Ibn al-Qayyim, al-Kâfiya ash-shâfiya (an-Nûniyya). Ibn Taymiyya, al-'Ubûdiyya : le cœur qui n'est pas asservi à Allah est nécessairement asservi à autre chose.
- Trois tawhîd, un seul refus : les Mecquois confessaient la seigneurie (rubûbiyya) et refusaient l'exclusivité du culte (ulûhiyya). La shahâda vise ce second point ; qui la réduit au premier n'a pas encore rencontré son sens.
- L'ellipse « digne d'adoration » n'est pas une coquetterie de traducteur : elle est la différence entre une description (« il y a des adorés ») et un verdict (« un seul l'est en droit »).

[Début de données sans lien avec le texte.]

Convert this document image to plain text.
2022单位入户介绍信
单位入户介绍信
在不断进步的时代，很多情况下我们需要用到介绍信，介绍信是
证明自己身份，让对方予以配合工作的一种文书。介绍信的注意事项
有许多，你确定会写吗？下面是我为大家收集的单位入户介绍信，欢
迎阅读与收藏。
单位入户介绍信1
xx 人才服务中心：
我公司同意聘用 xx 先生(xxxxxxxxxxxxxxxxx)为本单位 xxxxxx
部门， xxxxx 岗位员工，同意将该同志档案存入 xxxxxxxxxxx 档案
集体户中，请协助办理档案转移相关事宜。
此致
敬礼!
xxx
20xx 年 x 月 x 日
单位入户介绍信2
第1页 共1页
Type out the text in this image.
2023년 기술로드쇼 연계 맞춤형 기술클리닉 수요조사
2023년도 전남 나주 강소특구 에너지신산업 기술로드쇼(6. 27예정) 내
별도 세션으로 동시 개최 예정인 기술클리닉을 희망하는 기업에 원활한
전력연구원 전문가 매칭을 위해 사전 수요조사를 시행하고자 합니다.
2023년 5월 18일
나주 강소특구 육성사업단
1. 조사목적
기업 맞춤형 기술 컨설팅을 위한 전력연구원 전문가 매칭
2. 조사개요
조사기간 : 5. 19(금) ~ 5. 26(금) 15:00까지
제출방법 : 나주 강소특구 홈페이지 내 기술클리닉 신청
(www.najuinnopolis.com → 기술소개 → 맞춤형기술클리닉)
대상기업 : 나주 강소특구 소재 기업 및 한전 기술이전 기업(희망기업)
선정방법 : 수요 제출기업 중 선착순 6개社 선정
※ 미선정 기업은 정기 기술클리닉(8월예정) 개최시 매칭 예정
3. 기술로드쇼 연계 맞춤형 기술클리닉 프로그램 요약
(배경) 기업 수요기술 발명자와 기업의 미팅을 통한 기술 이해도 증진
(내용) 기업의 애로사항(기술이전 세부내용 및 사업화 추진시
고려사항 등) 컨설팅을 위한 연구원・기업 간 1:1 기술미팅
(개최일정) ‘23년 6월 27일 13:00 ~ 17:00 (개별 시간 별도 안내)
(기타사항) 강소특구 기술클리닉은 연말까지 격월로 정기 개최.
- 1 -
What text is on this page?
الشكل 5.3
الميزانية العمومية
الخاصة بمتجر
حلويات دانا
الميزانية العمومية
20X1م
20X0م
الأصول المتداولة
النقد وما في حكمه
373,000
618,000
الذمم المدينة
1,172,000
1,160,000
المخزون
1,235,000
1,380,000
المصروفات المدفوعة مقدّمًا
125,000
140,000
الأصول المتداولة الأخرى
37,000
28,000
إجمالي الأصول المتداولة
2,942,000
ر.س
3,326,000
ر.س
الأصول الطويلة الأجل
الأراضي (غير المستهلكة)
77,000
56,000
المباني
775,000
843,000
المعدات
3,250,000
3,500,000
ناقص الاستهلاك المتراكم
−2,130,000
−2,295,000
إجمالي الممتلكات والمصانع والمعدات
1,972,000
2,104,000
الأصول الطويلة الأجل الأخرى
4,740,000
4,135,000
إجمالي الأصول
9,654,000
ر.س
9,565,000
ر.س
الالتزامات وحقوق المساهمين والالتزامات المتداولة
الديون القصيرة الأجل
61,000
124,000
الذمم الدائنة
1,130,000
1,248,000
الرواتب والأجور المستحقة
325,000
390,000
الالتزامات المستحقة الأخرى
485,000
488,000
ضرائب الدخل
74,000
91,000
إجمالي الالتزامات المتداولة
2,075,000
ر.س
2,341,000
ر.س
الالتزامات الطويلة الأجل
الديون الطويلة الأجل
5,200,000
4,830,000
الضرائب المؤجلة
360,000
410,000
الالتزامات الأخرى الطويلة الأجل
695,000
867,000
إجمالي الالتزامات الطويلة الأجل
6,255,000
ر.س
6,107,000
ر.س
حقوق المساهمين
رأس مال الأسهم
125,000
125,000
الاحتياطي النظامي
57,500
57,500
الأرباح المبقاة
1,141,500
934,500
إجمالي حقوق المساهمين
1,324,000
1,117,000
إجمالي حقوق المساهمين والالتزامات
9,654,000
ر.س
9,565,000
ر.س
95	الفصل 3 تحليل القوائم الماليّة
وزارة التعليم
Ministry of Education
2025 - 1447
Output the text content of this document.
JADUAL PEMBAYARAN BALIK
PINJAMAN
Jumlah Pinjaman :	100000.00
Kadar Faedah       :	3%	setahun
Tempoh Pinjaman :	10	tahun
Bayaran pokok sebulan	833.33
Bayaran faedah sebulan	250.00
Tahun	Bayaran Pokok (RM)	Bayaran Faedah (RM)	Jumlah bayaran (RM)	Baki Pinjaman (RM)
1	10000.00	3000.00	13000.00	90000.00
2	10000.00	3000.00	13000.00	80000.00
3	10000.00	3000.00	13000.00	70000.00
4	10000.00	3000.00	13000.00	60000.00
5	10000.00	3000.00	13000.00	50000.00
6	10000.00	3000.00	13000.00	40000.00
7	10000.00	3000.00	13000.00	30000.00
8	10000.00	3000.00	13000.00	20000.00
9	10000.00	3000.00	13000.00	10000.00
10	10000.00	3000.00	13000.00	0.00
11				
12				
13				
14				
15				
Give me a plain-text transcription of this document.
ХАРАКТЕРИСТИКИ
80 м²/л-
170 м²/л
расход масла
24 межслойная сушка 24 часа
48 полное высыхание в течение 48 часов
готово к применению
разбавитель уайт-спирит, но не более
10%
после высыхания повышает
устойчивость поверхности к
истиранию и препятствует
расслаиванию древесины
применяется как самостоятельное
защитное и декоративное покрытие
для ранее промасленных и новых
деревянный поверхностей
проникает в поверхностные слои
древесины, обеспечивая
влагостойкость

- La négation précède l'affirmation parce que le cœur est toujours déjà occupé. D'où la règle de tout retour à Allah : on ne se convertit pas en ajoutant Allah à sa collection — on se convertit en vidant la collection.
« Je crois en Dieu, mais à ma manière » : la formule la plus répandue de l'Occident est exactement celle des Mecquois — un Créateur admis, un culte réservé à soi-même et à ses préférences. La shahâda ne demande pas d'abord de croire qu'Allah existe : l'immense majorité de l'humanité le croit. Elle demande de Lui rendre le monopole de l'adoration — et c'est là, très précisément, que le monde moderne, comme La Mecque, s'enfle de fierté.